Installing New Deck Boards Over a Solid, Existing Frame

By Larry Walton

I had been keeping this deck alive for several years with an occasional replacement board, some sanding, a little deck stain. I even trimmed the ends of a section of the cantilevered deck boards. But now the time had arrived to build a new deck.

I started pulling off deck boards hoping to find a solid structure underneath. Several observations had raised these hopes. During earlier repairs I had noted that the deck framing was pressure-treated 4×6, that old fasteners were holding well and that new fasteners were going into solid wood.

We were thinking about making changes to the deck size and shape, but the retaining timbers at the lawn-to-deck transition were well established and would not be easy to change. Additionally, the location of irrigation components (lines and sprinkler heads) would have to be moved with a change to the deck layout.  Once I confirmed that the existing deck framing was in great shape, the decision to keep the deck at the same size and shape was easy.

I ordered the tight-knot cedar 2×6 from the local lumber yard, which delivered the boards right to my driveway. I went with cedar because of the beam spacing, the cost and because the fencing near the deck was also cedar.

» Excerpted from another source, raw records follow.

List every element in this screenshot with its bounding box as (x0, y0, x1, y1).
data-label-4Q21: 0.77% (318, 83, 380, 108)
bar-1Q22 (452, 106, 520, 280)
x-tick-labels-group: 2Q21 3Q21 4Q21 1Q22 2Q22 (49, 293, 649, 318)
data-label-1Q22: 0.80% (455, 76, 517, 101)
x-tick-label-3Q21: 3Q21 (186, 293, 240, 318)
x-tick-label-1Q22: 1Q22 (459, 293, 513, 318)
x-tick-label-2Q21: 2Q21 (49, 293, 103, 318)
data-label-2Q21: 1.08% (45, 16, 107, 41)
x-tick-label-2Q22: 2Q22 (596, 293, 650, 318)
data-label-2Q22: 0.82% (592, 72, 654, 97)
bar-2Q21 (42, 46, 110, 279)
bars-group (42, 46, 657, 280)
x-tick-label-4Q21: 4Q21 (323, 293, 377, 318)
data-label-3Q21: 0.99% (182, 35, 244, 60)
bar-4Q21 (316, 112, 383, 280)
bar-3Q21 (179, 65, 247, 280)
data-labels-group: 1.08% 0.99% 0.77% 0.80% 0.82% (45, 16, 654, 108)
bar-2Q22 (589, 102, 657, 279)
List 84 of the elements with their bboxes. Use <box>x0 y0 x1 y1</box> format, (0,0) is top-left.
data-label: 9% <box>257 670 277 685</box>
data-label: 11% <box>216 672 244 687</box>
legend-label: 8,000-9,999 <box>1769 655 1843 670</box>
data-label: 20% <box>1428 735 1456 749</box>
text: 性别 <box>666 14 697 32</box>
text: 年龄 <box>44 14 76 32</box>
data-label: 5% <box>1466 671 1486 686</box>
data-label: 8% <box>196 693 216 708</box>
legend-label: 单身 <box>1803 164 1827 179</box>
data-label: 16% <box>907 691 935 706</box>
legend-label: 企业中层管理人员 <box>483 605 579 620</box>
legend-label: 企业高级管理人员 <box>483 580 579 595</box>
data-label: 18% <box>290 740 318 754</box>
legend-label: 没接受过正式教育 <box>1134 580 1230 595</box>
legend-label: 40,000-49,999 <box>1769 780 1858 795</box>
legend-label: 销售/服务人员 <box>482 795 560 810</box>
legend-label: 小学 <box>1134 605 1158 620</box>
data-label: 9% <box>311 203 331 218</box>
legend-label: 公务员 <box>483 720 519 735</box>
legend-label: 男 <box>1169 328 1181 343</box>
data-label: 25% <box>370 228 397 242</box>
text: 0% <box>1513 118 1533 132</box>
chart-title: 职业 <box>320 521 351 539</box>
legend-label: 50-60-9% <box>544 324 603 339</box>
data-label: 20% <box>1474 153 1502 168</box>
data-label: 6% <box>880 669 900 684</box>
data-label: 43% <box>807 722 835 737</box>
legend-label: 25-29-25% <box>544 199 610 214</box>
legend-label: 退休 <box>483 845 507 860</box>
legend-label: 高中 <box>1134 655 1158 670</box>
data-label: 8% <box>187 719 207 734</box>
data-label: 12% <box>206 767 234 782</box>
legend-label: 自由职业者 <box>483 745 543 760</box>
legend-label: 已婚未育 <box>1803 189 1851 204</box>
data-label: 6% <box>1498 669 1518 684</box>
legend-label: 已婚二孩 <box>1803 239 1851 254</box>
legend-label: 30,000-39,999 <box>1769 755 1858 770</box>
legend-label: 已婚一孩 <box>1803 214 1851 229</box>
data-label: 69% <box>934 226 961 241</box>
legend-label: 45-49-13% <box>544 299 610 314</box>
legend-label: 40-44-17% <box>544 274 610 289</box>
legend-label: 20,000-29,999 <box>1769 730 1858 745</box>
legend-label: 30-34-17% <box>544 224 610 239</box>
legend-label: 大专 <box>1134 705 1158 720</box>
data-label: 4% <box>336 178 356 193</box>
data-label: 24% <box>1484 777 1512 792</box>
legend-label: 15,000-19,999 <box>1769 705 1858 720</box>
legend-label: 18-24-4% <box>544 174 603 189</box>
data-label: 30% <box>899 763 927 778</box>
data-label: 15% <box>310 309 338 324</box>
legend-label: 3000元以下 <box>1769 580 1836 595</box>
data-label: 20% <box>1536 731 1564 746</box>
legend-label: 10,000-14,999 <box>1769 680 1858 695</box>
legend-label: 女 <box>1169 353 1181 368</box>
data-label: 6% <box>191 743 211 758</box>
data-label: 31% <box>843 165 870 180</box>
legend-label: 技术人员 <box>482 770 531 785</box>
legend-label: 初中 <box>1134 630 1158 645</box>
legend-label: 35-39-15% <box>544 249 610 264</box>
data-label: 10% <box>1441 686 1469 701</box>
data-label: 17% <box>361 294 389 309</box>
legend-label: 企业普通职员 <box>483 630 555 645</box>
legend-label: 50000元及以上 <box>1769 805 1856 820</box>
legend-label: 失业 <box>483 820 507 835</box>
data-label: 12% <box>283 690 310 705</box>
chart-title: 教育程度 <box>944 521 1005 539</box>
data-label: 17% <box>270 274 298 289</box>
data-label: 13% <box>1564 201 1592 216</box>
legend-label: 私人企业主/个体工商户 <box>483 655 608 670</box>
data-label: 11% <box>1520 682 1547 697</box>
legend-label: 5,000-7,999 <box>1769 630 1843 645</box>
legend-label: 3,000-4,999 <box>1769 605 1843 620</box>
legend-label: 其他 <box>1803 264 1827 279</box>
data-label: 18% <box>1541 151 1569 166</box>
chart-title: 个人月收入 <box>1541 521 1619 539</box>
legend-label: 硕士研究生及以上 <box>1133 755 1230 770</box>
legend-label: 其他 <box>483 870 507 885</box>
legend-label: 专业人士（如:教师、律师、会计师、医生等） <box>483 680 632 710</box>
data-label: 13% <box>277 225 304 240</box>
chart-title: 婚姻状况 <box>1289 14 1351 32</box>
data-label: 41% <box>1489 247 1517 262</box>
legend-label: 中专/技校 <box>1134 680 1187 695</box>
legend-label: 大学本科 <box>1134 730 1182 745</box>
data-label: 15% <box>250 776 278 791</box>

Replacing deck boards on a solid frame is a relatively easy project, but you still need to plan ahead. Because the deck boards are cantilevered beyond the joists, noting where the original edges were is important if you want to get back to the same deck dimensions. In our case, we marked the original deck board ends by stretching a string line over the ends and driving stakes so we could get the string on the same line when the new deck boards were installed.

Here’s how we replaced our deck boards over the existing beams.


Cedar is very resilient, but eventually it will deteriorate with exposure to the elements. Water damage was the worst at the ends of the boards, but almost non-existent under the eaves of the house where they are protected from water.


We started the demolition by removing the edge boards.


Dewalt’s 40-volt battery powered chainsaw worked great for cutting the deck boards into pickup-box lengths. There are no cords to get tangled as with electric chain saws and no gas or startup concerns as with conventional saws.


We stretched and staked a layout string in line with the existing deck board ends so we could establish our cut line on the new deck.


Although the deck boards were mostly nailed down, some of it was screwed down where I had done some repairs over the years.  It was worth the effort to remove screws before pulling the old deck boards.


The primary technique I used for removing the boards was jamming a crow bar between deck boards and prying up. Any number of pry bars or demolition bars would work just as well.


I was anxious to check the condition of the beams that served as the sub-frame so I scraped off the top edges with a floor scraper both to test their condition and to prepare them for the new deck boards.


I used the chainsaw to cut several boards to length at once while they were still nailed in place. You have to be very careful doing this that you are not getting into nails or whatever is underneath the deck.


Cutting the deck boards to the length of my truck bed allowed me to load them and still get the tailgate closed.


I hauled the old deck boards to the local wood recycle center where they were ground into wood chips and reused.


The pressure-treated beams under the old deck were in great shape. I scraped off debris and removed nails remaining in the top surface. Note the one old deck board I left at the end away from the house to help keep the beams in position.


Once I saw that the framing was good to go, I ordered enough cedar 2×6 from the local lumber yard to cover the deck and make the edge trim around it. The lumber yard delivered the 16-ft. boards right to my driveway at no extra cost.


I added a small triangle area to the deck where there had been a square notch. I started by digging down to solid ground to set a pyramid block.


After setting the rim joist over the pyramid block, I cut an angle on the intersecting joist by keeping the chainsaw bar parallel to the new rim joist.


Here is the framing for the added area. Note how we supported the new joist with a concrete block and extended the existing beam with a 2×6 to intersect the joist on the pyramid block.


When we started laying out the new deck boards, we used 7d nails as spacers between the boards, which allowed for shrinking because they were quite “green” (aka wet). If the boards were dry, we would have used 16d nails as spacers.


I snapped a few lines parallel to the house across the beams so I could periodically check to see if the deck boards were still running in line with the house. Often it is easier to measure to these lines on the beams than to measure back across the new decking.


I place a reference board on the ground to make sure my cantilevers were out far enough to be trimmed back on the angled portion of the deck.


I sighted down the boards and turned them so the crown was toward the house. This made it easy to start at one end of a deck board and work the crown out from the concave side of the board while tacking it with a deck screw on every other beam.


With the deck boards cantilevered past the outside beams, I snapped a chalk line and trimmed off the ends.


I added deck boards as a trim boarder around the outside of the deck. I put at least one screw through the trim board into each deck board.


After all of the deck boards were positioned and tacked down, I went back over the entire deck and screwed down the decking with two screws at each joist.


The finished deck looks just like the original when it was new. Thanks to well preserved, pressure-treated beams underneath, this new deck was relatively inexpensive and fast to replace. In a few months the color will match the silver of the cedar fencing near the deck.